C’est en analysant des carottes de glace du Groenland et de l’Antarctique qu’une équipe de géologues de l’Université Lund, en Suède, a décelé des traces d’une ancienne tempête solaire particulièrement intense. Celle-ci serait survenue il y a environ 9125 ans. Mais ce qui intrigue particulièrement les scientifiques est le fait qu’elle se soit produite pendant une phase d’activité solaire relativement calme, ce qui remet potentiellement en question la façon dont nous pouvons prévoir ces événements parfois dévastateurs.
Les tempêtes solaires, ou éruptions solaires, sont des événements périodiques provoqués par une accumulation d’énergie magnétique, lors desquels le Soleil projette des jets de matière ionisée à des centaines de milliers de kilomètres d’altitude. Ces éjections de particules ionisées peuvent parfois atteindre l’atmosphère terrestre, on observe alors de magnifiques aurores polaires. Mais si l’éruption est particulièrement intense, elle peut également endommager les satellites situés en orbite et perturber sensiblement les transmissions radioélectriques.

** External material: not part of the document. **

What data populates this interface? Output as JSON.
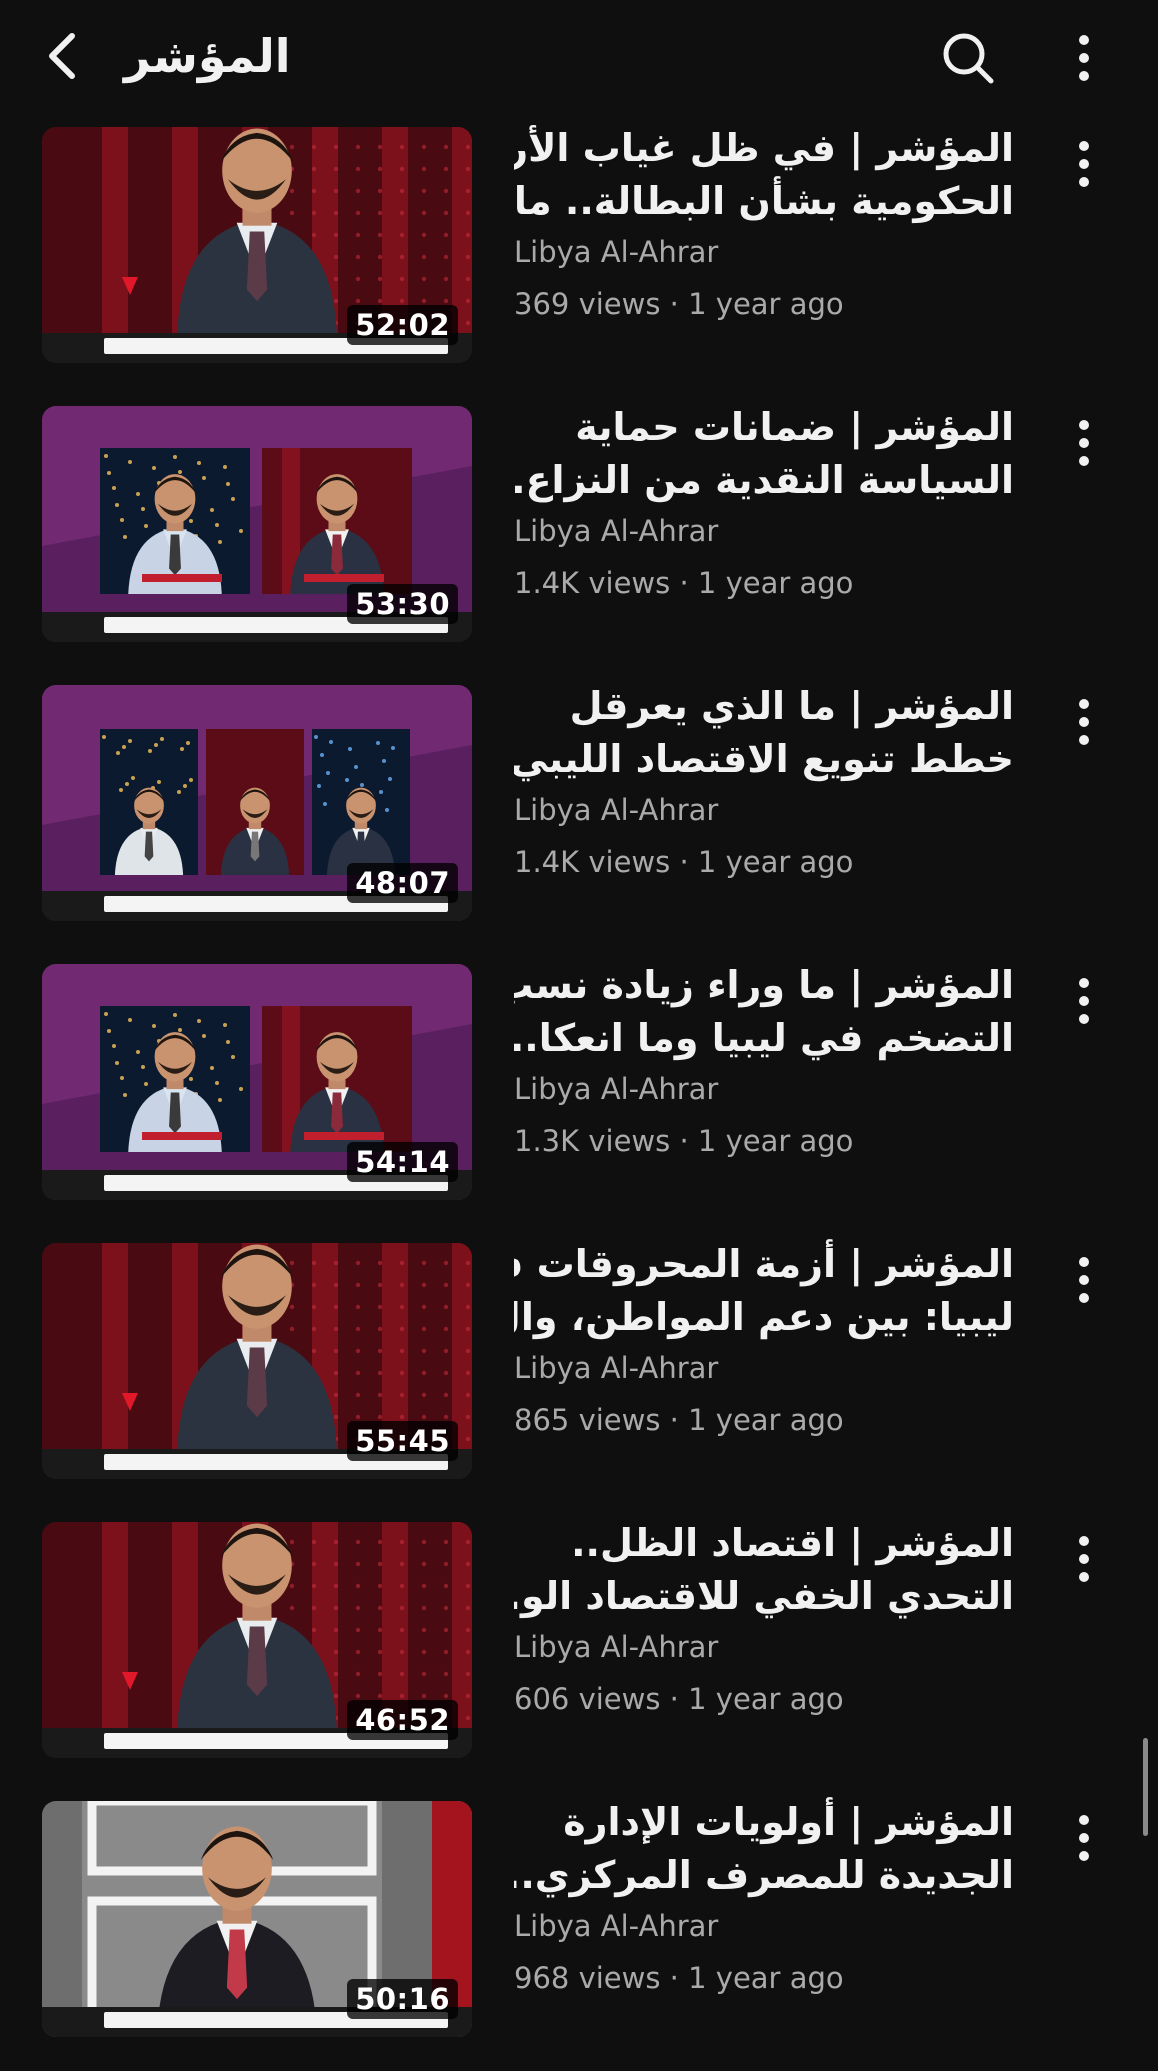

Les différentes classes d’éruptions solaires sont nommées A, B, C, M et X, chacune ayant une intensité (en W/m², dans le domaine des rayons X) dix fois plus importante que la précédente. La plus puissante des éruptions solaires observées au cours des cinq derniers siècles est celle de 1859 : elle aurait produit de très nombreuses aurores polaires, visibles jusque dans certaines régions tropicales, et a fortement perturbé les télécommunications de l’époque (par télégraphe). Elle aurait également laissé des traces dans les glaces du Groenland, sous forme de pics d’isotopes radioactifs tels que le béryllium-10. Mais une autre éruption, beaucoup plus ancienne et particulièrement massive, a également laissé des preuves de son passage.
« Jusqu’à deux ordres de grandeur de plus » que tout événement connu
Lors des tempêtes solaires, le Soleil expulse de grandes quantités de particules énergétiques, qui peuvent réagir avec les constituants atmosphériques de la Terre pour produire des radionucléides tels que le 14C, le 10Be et le 36Cl. En analysant les données isotopiques de carottes de glace du Groenland et de l’Antarctique, une équipe a découvert l’un des plus grands pics de production de 10Be et 36Cl détectés jusqu’à présent, très probablement produit par un événement extrême qui a frappé la Terre il y a 9125 ans.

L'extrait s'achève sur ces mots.